Я подарю тебе крылья - страница 4

стр.

– Секретничаете?

– О, нет, – рассмеялась мама. – Всего лишь обсуждаем список маленьких женских капризов, которые тебе предстоит неукоснительно исполнить.

– Только избавь меня от мучительной необходимости выбирать между сиреневым и лавандовым оттенками скатертей. – На его лице появилось преувеличенно-жалобное выражение, – и не подпускайте ко мне этого ненормального флориста, который уже довел до бешенства нашего садовника. Просто дайте мне ваш список, и я все сделаю.

– Терпи, все-таки единственную дочь замуж выдаем, – строго сказала мама.

Отец с покорным вздохом склонился и поцеловал ей руку, но его глаза смеялись.

Я смотрела на них с улыбкой. Несмотря на то, что браку родителей было уже более тридцати лет, они продолжали нежно любить друг друга. В их паре царило удивительное понимание, гармония и искренность. И я по-доброму им завидовала.

Нет, мы с Риком тоже друг друга любили. Он очень красиво ухаживал за мной, говорил комплименты, писал длинные эмоциональные письма, засыпал меня цветами и милыми подарками. Но мне иногда очень не хватало вот такой мимолетной нежности и чуткости. Тихих вечеров у камина в объятиях возлюбленного, совместно приготовленного в отсутствие всяких слуг ужина, легких поцелуев по поводу и без. Но я верила, что у нас все еще впереди.

Остаток дня прошел в суете и заботах. Я в подробностях рассказывала родителям и Мортону, как прошла защита дипломной. Потом мама вручила мне несколько каталогов с тканью и кружевами для свадебного платья. Папе все-таки пришлось поучаствовать в выборе расцветки для праздничного камзола. А ненормальный флорист оказался настоящим мастером своего дела, просто они с Арном, нашим садовником, не сошлись во мнениях по поводу лучшего сорта весеннего лилейника.

Наконец, поздно вечером я добралась до своей комнаты и в изнеможении рухнула на кровать. Да, а ведь в таком ритме пройдут все три недели до свадьбы. Оказывается, непростое это дело – замуж выходить.

Тяжело вздохнув, я поднялась и потянулась к привезенным из университета вещам. После того, как однажды на руки горничной из моей сумки вытекло одно очень едкое зелье, я разбираю их только самостоятельно.

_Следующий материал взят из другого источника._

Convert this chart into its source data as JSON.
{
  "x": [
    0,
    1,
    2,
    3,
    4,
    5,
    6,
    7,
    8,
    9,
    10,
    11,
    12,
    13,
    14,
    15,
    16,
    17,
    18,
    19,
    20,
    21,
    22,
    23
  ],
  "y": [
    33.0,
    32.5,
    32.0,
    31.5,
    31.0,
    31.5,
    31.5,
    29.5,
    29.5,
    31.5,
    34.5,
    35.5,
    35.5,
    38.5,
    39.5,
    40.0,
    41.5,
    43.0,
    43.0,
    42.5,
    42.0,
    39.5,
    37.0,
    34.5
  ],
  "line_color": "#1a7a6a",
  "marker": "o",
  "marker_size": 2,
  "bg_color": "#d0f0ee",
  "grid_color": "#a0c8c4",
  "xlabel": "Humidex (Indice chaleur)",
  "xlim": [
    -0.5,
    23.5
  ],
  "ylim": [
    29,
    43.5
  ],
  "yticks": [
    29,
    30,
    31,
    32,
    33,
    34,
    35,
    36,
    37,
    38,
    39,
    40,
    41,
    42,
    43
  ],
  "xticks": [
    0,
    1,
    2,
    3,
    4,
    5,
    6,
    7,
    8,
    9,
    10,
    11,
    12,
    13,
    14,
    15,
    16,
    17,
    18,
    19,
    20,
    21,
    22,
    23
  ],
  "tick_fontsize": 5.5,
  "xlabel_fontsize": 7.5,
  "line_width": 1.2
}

И раскладывая одежду по полкам, я, наконец, могла обдумать то, что смутно беспокоило меня весь день. Все дело было в отце. Я несколько раз замечала, как он смотрит на нас с мамой. В его взгляде, кроме привычного тепла, была какая-то непонятная тоска и тревога. И папина улыбка мне казалась немного натянутой. Я очень хорошо знала своего родителя и сейчас прекрасно видела, что он чем-то озабочен, хоть и пытается это скрыть. А ведь повода вроде бы не было. Весь дом охвачен радостной предсвадебной суматохой, судя по рассказам слуг в графстве по-прежнему все благополучно, мама поправляется. Что же его так беспокоит?

И еще, что-то мне показалось неправильным, когда я днем была в маминой спальне. Только вот я не могла вспомнить, что именно. Какая-то неприятная мысль, словно надоедливый комар, зудела на самой границе сознания. Сходить к ней еще раз? А вдруг она уже спит?

Под руку мне попался конспект по лечебным эликсирам, который я вытащила из сумки. Я отрешенно прошлась по нему взглядом, как вдруг меня озарило. Странным мне тогда показался набор маминых лекарств. Почему-то там не было ни противовоспалительного зелья, ни жаропонижающего. Словом, ничего такого, что обычно пьют при воспалении или лихорадке. Зато там было сильное обезболивающее со снотворным эффектом. Мама никогда такого не принимала. Зачем оно тогда ей? Очень интересно…

Я отложила тетрадь и задумчиво нахмурилась. Вот же зацепилась за эти непонятности, и теперь не отпустит, пока не разберусь. Неужели от меня что-то скрывают? Или я просто себя накручиваю? Может это сказывается усталость и волнение? Но что бы это ни было, одно знала точно: пока не разберусь в чем же здесь дело, не успокоюсь.

Можно было бы пойти и попытать родителей, но я решила сначала наведаться к Мортону. Уж он должен знать, если здесь что-то случалось.

К счастью, старый управляющий еще не ложился и открыл мне сразу, как только я постучалась в двери его комнаты.